A sign hangs on the entrance to Florida City Camp Site and RV Park that says it has been sold.
But, residents say the last official communication with them on the matter was a Nov. 13, 2020, letter signed by Wallace in which he said the city still planned to sell the property. That letter, however, stated the city was giving residents “as much time as possible” to find other homes.
Wallace said in the letter that he sent it because of rumors going around that the plans to sell the land had changed. At that time, however, the deal was not finalized, according to the letter.
“The city is still in the process of selling the park and you must make living arrangements elsewhere. The city has been very reasonable in this matter, and we are giving you as much time as possible. Please use the time we are giving you to make alternative living arrangements,” Wallace wrote. “If you hear any rumors to the contrary please contact the Park Manager, Kathy Hale. “Should anything change, you of course would be the first to know.”
Cherie Terracas, 62, has lived on the site for 14 years. She said she came there to retire because 45 years working as a hairdresser left her with carpel tunnel syndrome, nerve damage, arthritis and back problems.
“My hands don’t work,” Terracas said, showing how they shake when she holds them out in front of her.
She and other residents who have been living there for more than a decade thought they’d never have to leave.

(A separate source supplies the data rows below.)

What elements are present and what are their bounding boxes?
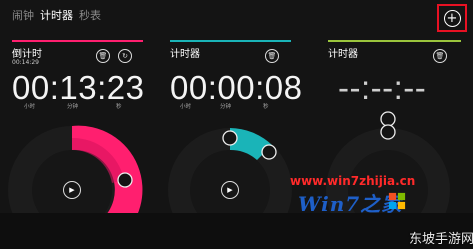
- dial-handle[interactable]: [261, 144, 277, 160]
- dial-handle[interactable]: [380, 124, 396, 140]
- dial-handle[interactable]: [380, 111, 396, 127]
- dial-handle[interactable]: [222, 130, 238, 146]
- windows-logo-icon: [388, 192, 406, 210]
- play-button[interactable]: ▶: [63, 181, 81, 199]
- watermark-logo-text: Win7之家: [298, 192, 403, 216]
- brand-watermark: 东坡手游网: [409, 232, 473, 247]
- dial-handle[interactable]: [117, 172, 133, 188]
- play-button[interactable]: ▶: [221, 181, 239, 199]
- bottom-overlay: [0, 213, 473, 249]
- watermark-url: www.win7zhijia.cn: [290, 174, 416, 188]
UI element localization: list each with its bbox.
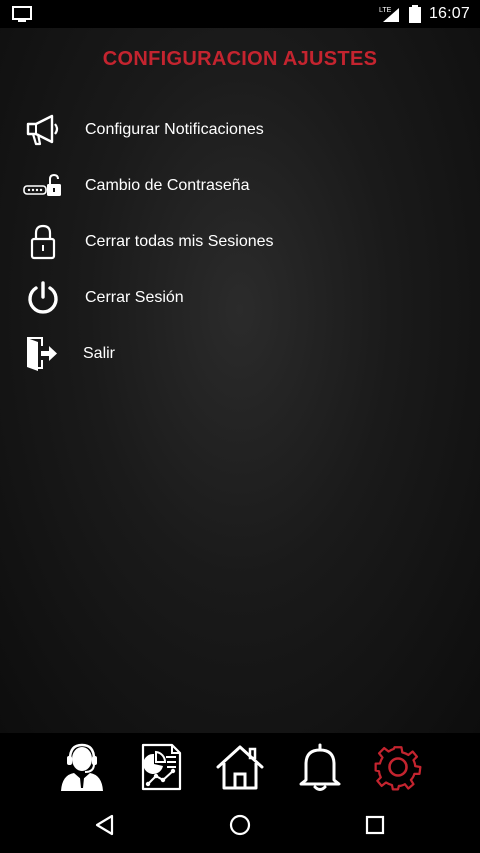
menu-item-exit[interactable]: Salir <box>0 326 480 382</box>
menu-item-logout[interactable]: Cerrar Sesión <box>0 270 480 326</box>
lock-icon <box>22 222 64 262</box>
report-chart-icon[interactable] <box>135 741 187 793</box>
network-type: LTE <box>379 7 392 14</box>
status-bar: LTE 16:07 <box>0 0 480 28</box>
menu-item-label: Cambio de Contraseña <box>85 177 250 194</box>
exit-door-icon <box>20 334 62 374</box>
power-icon <box>22 278 64 318</box>
password-unlock-icon <box>22 166 64 206</box>
page-title: CONFIGURACION AJUSTES <box>102 48 378 70</box>
system-navigation-bar <box>0 797 480 853</box>
home-icon[interactable] <box>214 741 266 793</box>
status-indicators: LTE 16:07 <box>379 0 470 28</box>
gear-icon[interactable] <box>372 741 424 793</box>
bell-icon[interactable] <box>294 741 346 793</box>
menu-item-change-password[interactable]: Cambio de Contraseña <box>0 158 480 214</box>
clock: 16:07 <box>428 5 470 22</box>
menu-item-label: Cerrar todas mis Sesiones <box>85 233 274 250</box>
bottom-navigation <box>0 733 480 797</box>
lte-signal-icon: LTE <box>379 7 399 22</box>
back-icon[interactable] <box>91 811 119 839</box>
battery-icon <box>408 5 421 23</box>
menu-item-label: Cerrar Sesión <box>85 289 184 306</box>
menu-item-close-all-sessions[interactable]: Cerrar todas mis Sesiones <box>0 214 480 270</box>
menu-item-label: Configurar Notificaciones <box>85 121 264 138</box>
support-agent-icon[interactable] <box>56 741 108 793</box>
tv-icon <box>12 6 32 22</box>
menu-item-label: Salir <box>83 345 116 362</box>
home-button-icon[interactable] <box>226 811 254 839</box>
megaphone-icon <box>22 110 64 150</box>
menu-item-notifications[interactable]: Configurar Notificaciones <box>0 102 480 158</box>
recents-icon[interactable] <box>361 811 389 839</box>
settings-screen: CONFIGURACION AJUSTES Configurar Notific… <box>0 28 480 733</box>
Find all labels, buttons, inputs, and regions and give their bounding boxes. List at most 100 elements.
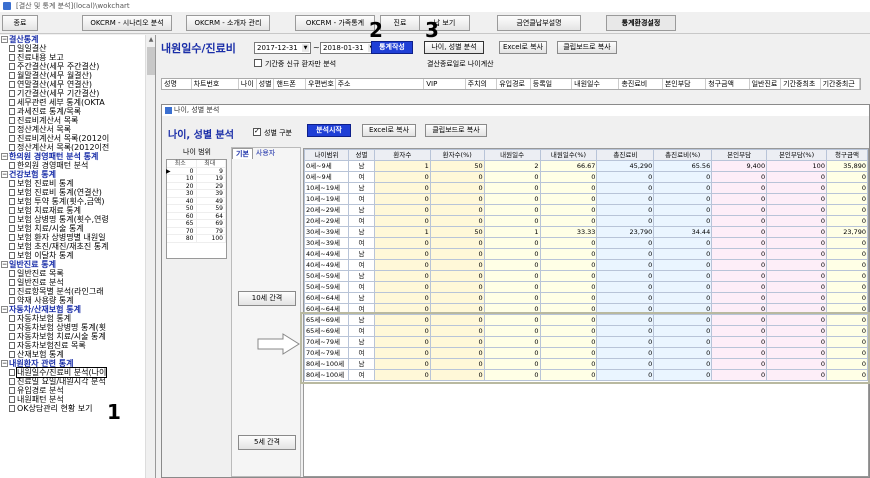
table-cell[interactable]: 0 [539, 325, 598, 337]
column-header[interactable]: 기간중최초 [781, 79, 821, 89]
tree-item[interactable]: 진료항목별 분석(라인그래 [0, 287, 155, 296]
age-gender-analysis-button[interactable]: 나이, 성별 분석 [424, 41, 484, 54]
column-header[interactable]: 기간중최근 [821, 79, 861, 89]
table-cell[interactable]: 1 [373, 226, 431, 238]
table-cell[interactable]: 0 [483, 215, 541, 227]
table-cell[interactable]: 0 [539, 358, 598, 370]
column-header[interactable]: 나이 [239, 79, 257, 89]
table-cell[interactable]: 0 [596, 336, 655, 348]
table-cell[interactable]: 0 [766, 259, 827, 271]
column-header[interactable]: 유입경로 [497, 79, 531, 89]
table-cell[interactable]: 0 [483, 182, 541, 194]
tree-item[interactable]: 내원패턴 분석 [0, 395, 155, 404]
table-cell[interactable]: 여 [347, 215, 375, 227]
table-cell[interactable]: 0 [766, 215, 827, 227]
table-cell[interactable]: 0 [711, 237, 768, 249]
table-cell[interactable]: 0 [429, 270, 485, 282]
tree-item[interactable]: 보험 진료비 통계(연결산) [0, 188, 155, 197]
column-header[interactable]: 총진료비 [619, 79, 663, 89]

Most residents the Miami Herald spoke with last week said they were told when they moved there that the land’s original owners deeded the property over to Florida City before they died in the 1980s with the agreement that it would stay affordable housing for 100 years.
“I’ve saved a little bit of money, but not enough to go anywhere,” Terracas said. “Plus, I’ve looked and looked, and no one wants to take anyone in now because of the pandemic.”
A headstone for George F. Cole, one of the original owners of the land that is now the Florida City Camp Site and RV Park remains on the property.
The Miami Herald was not able to immediately verify if there was such an agreement between the city and the original land owners, George and Mildred Cole, who died in 1984 and 1982, respectively. Their gravestones are located on the property.
Wallace said no such agreement exists.
“I have no idea what they are talking about,” he said.
For now, residents desperately hope that something will happen between now and Wednesday that will at least give them more time to find another place to live.
One woman, who did not want to give her name, suffers from severe mood swings due to bipolar 1 disorder. She said Florida City Camp Site is far from the slice of paradise that comes to mind when people think of South Florida. But, it’s the only home she and her husband have known for years and the one they thought they’d live in for the rest of their lives.
“This is the last place we want to be, but it’s all we can afford,” she said.